After the first meeting, he decided to quit his job in order to explore whether or not Burbn could become a company. Within 2 weeks of quitting his job, he received US$500,000 seed funding round from both Baseline Ventures and Andreessen Horowitz. While in San Francisco, Systrom and Mike Krieger built Burbn, an HTML 5 check-in service, into a product that allowed users to do many things: check into locations, make plans (future check-ins), earn points for hanging out with friends, post pictures, and much more. However, recalling their studies in Mayfield Fellows Program, Krieger and Systrom identified that Burbn contained too many features and the users did not want a complicated product. They decided to focus on one specific feature, photo-sharing. The development of Burbn led to creation of Instagram.

===Instagram===

In 2010, Kevin Systrom co-founded the photo-sharing and, later, video-sharing social networking service Instagram with Mike Krieger in San Francisco, California.

A month after launching, Instagram had grown to 1 million users. A year later, Instagram hit more than 10 million users.

In April 2012, Instagram, along with 13 employees, was sold to Facebook for US$1 billion in cash and stock. According to multiple reports, the deal netted Systrom US$400 million based on his ownership stake in the business. One of the key contributions to the acquisition was that Mark Zuckerberg stated Facebook was "committed to building and growing Instagram independently", allowing Systrom to continue to lead Instagram. Systrom stated in an interview with Bloomberg that the pros of becoming a part of Facebook were that "we got to pair up with a juggernaut of a company that understands how to grow, understands how to build a business, has one of the best, if not the best, management team in tech and we got to use them as our resource".

In an interview with Forbes, he stated that "Instagram is a new form of communication that's an ideal fit with the always-with-you iPhone in today's social media world. Instagram's a social network built around photos, where people can quickly comment on or 'like' photos and share them on Twitter or Facebook." Systrom identified Instagram as a media company, which explains the roll-out of video advertisement by big companies such as The Walt Disney Company, Activision, Lancôme, Banana Republic and CW in late 2014.

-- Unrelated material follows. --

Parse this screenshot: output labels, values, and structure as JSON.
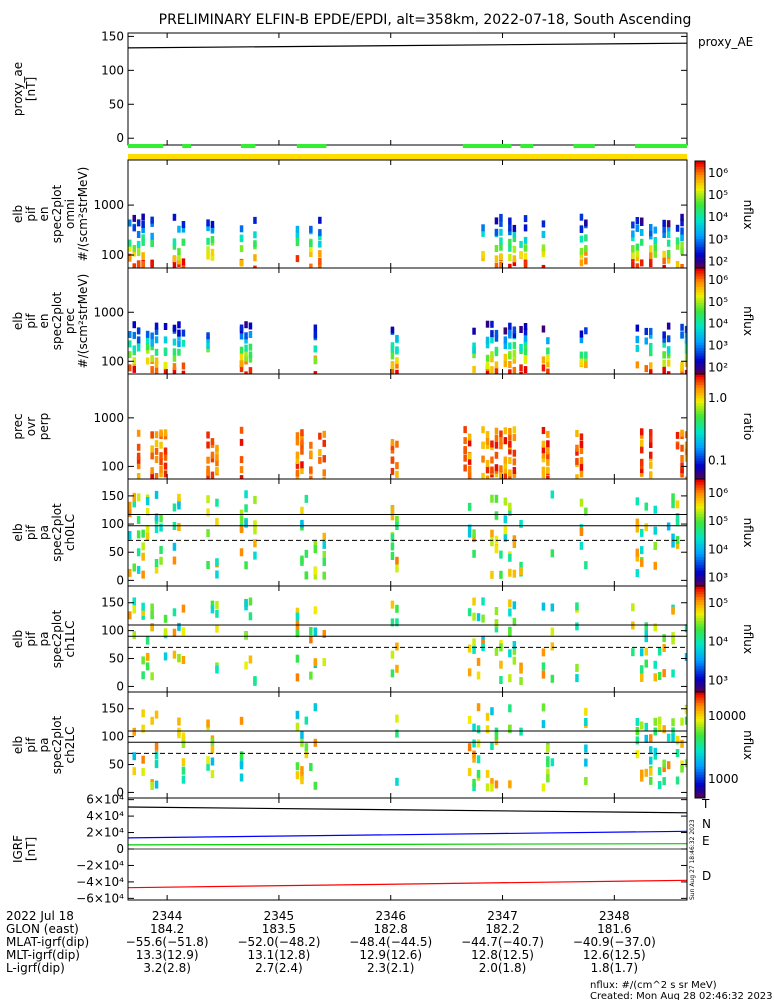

On September 24, 2018, it was announced that Kevin Systrom resigned from Instagram.

===Artifact===
On January 31, 2023, Mike Krieger and Kevin Systrom launched Artifact, an AI-powered news app, on the App Store and Google Play. After announcing the app would be shut down in January 2024, Artifact was eventually acquired by Yahoo for integration into their news products.

== Views on copying ideas in the industry ==

Instagram has been accused on multiple occasions for copying various new functions from its closest competitor Snapchat. Regarding the issue, Systrom argued that all new services launched by tech companies nowadays are "remixes" of existing products, and that "all of these ideas are original when you remix them and bring your own flavour". Systrom also argued that 'you can trace the roots of every feature anyone has in their app, somewhere in the history of technology' and that this was simply 'just the way Silicon Valley works.'

== Forbes list ==

In 2014, Kevin Systrom was listed in the Forbes 30 "Under 30" list under the "Social/Mobile category."

In 2016, the magazine ranked Kevin Systrom as a billionaire with an estimated net worth of US$1.1 billion. The fortune came about as a result of Facebook stocks rising more than 500%.

==Personal life==
In February 2016, Kevin Systrom met with Pope Francis at the Vatican, where they discussed the power of images in uniting people "across borders, cultures and generations".

On October 31, 2016, Kevin Systrom married Nicole Systrom (née Schuetz), founder and CEO of clean-energy investment firm Sutro Energy Group, in Napa, California. The two met at Stanford and were engaged in 2014.